Directing the federalization of the Nixon Library beginning in 2007 presented a challenge to process an enormous amount of material.

“It was the best collection of any presidential library, given Nixon’s penchant for taping,” Naftali said. “He didn’t like to meet people, so his aides sent lots of written messages. Besides going through the tapes and papers, we started an oral history of the administration,” he recalled.

Among the people interviewed were the journalists Carl Bernstein and Bob Woodward, as well as Daniel Ellsberg, whose release of the secret “Pentagon Papers” about the war in Vietnam precipitated a crisis in 1971.

Naftali also interviewed one of the Watergate burglars and the F.B.I. director of the Watergate investigation.

Creating a nonpartisan Watergate resource was the main objective.

“I think we did that with the opening of the Watergate Gallery in 2011,” Naftali said.

Since leaving the Nixon Library in 2011, Naftali has been working on a project about John F. Kennedy as President.

“I’m also working on a history of gay Washington,” he said.

Tamiment, which began in 1906 as the library of the Rand School for Social Research, with close ties to the Socialist movement, had seen some rough times before being acquired by N.Y.U. During the “Red Scare” of 1919, New York State and City police raided the school, then located near Union Square, and took library material that was never returned.

After World War II the school closed and Tamiment, a Socialist theater camp, acquired the library in 1956, but its future was not secure. With its 1963 acquisition by N.Y.U., Tamiment prospered and grew.

In 1977 the library was given the records of the New York City Central Labor Council. The gift was renamed the Robert F. Wagner Labor Archive in honor of the U.S. senator from New York, who sponsored the National Labor Relations Act in the mid-1930s.

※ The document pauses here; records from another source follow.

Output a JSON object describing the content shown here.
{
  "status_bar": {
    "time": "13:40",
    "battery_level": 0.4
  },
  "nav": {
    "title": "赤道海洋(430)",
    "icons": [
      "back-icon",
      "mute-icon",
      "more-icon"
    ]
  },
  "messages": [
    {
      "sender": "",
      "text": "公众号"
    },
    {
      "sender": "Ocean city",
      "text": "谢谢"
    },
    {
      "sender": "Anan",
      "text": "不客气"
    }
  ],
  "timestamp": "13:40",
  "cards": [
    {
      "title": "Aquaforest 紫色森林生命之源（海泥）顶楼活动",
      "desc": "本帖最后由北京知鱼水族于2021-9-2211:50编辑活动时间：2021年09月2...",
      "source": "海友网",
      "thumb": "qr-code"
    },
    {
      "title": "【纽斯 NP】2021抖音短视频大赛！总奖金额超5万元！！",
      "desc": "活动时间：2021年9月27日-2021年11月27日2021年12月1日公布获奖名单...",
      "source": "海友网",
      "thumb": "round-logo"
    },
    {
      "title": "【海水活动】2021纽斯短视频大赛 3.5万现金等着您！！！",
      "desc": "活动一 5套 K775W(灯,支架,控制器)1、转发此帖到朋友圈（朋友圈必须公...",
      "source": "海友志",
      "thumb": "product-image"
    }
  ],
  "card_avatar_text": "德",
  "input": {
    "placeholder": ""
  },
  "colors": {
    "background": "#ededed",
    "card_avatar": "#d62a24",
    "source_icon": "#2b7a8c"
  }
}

Under the late Michael Nash, who died in 2012, Tamiment acquired the archives of the Communist Party U.S.A. and later the papers of the Veterans of the Abraham Lincoln Brigade, American volunteers on the side of the Loyalists in the 1936 Spanish Civil War.

“We have some hidden gems in this library,” Naftali said. “And if I do my job right, they won’t be hidden much longer.”